Say you're a small time "Mom & Pop" type investor. Maybe you have less than 10 properties that you self manage. You carry some debt on the properties (for the sake of argument, we'll say %50) and they generate decent CF income.
Is there anything about what Trump (presumably) did that the 'average mom & pop' investor can take advantage of? Would the owner of said properties need to have them in a LLC? or something else? is there a dollar amount / # of properties that needs to be reached??
Obviously, not on that scale, and I'm not looking to screw my local municipality out of tax money (I honestly have no issue paying taxes), but what are some of these 'little known tricks & loopholes' that apparently only the rich know about.
I hope this even makes sense, and I'm sorry if this question is super broad. :-/
Most Popular Reply
![Chris Mason's profile image](https://bpimg.biggerpockets.com/no_overlay/uploads/social_user/user_avatar/376502/1621447632-avatar-chrism93.jpg?twic=v1/output=image/crop=1015x1015@0x19/cover=128x128&v=2)
I'm doing a mortgage right now for a self employed person showing $0.00 on line 12 of page 1 of their tax returns, and $0.00 on line 31 of Schedule C. She is not a "1%er." She is an artist. Net loss carryover exists for "mom and pops" too. No day-job, that Schedule C thing is her job.

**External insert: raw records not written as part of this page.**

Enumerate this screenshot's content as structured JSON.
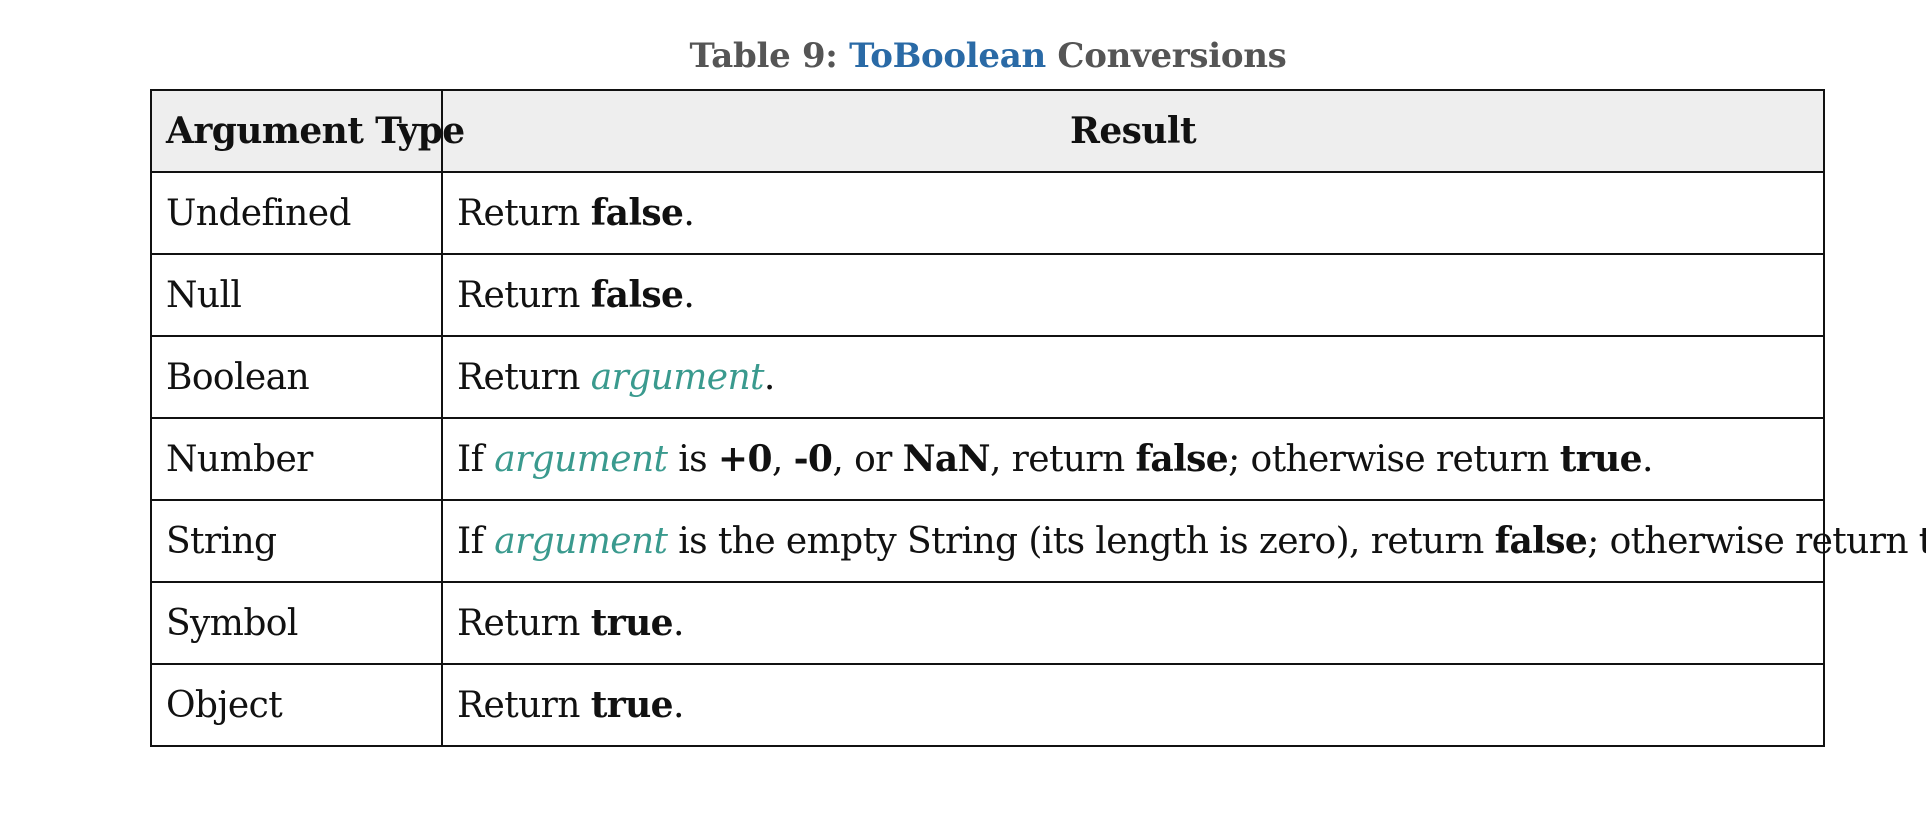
{
  "caption": {
    "prefix": "Table 9: ",
    "link_text": "ToBoolean",
    "suffix": " Conversions"
  },
  "table": {
    "headers": [
      "Argument Type",
      "Result"
    ],
    "rows": [
      {
        "type": "Undefined",
        "result": [
          {
            "t": "Return "
          },
          {
            "t": "false",
            "s": "b"
          },
          {
            "t": "."
          }
        ]
      },
      {
        "type": "Null",
        "result": [
          {
            "t": "Return "
          },
          {
            "t": "false",
            "s": "b"
          },
          {
            "t": "."
          }
        ]
      },
      {
        "type": "Boolean",
        "result": [
          {
            "t": "Return "
          },
          {
            "t": "argument",
            "s": "var"
          },
          {
            "t": "."
          }
        ]
      },
      {
        "type": "Number",
        "result": [
          {
            "t": "If "
          },
          {
            "t": "argument",
            "s": "var"
          },
          {
            "t": " is "
          },
          {
            "t": "+0",
            "s": "b"
          },
          {
            "t": ", "
          },
          {
            "t": "-0",
            "s": "b"
          },
          {
            "t": ", or "
          },
          {
            "t": "NaN",
            "s": "b"
          },
          {
            "t": ", return "
          },
          {
            "t": "false",
            "s": "b"
          },
          {
            "t": "; otherwise return "
          },
          {
            "t": "true",
            "s": "b"
          },
          {
            "t": "."
          }
        ]
      },
      {
        "type": "String",
        "result": [
          {
            "t": "If "
          },
          {
            "t": "argument",
            "s": "var"
          },
          {
            "t": " is the empty String (its length is zero), return "
          },
          {
            "t": "false",
            "s": "b"
          },
          {
            "t": "; otherwise return "
          },
          {
            "t": "true",
            "s": "b"
          },
          {
            "t": "."
          }
        ]
      },
      {
        "type": "Symbol",
        "result": [
          {
            "t": "Return "
          },
          {
            "t": "true",
            "s": "b"
          },
          {
            "t": "."
          }
        ]
      },
      {
        "type": "Object",
        "result": [
          {
            "t": "Return "
          },
          {
            "t": "true",
            "s": "b"
          },
          {
            "t": "."
          }
        ]
      }
    ]
  },
  "colors": {
    "caption_text": "#555555",
    "link": "#2a6aa6",
    "variable": "#3a9a8e",
    "header_bg": "#eeeeee",
    "border": "#111111"
  }
}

Also, while on the subject, as soon as a lender asks a self-employed person what their adjusted gross income is, the self employed REI or homebuyer should just go ahead and hang up the phone immediately. Conversation done, find a new lender. Me doing a mortgage for someone with $0.00 in taxable income should tell you that Fannie/Freddie mortgages are not based on taxable AGI, that's just the lazy way to say "no" to borrowers who require actual attention to detail and work to close their loan.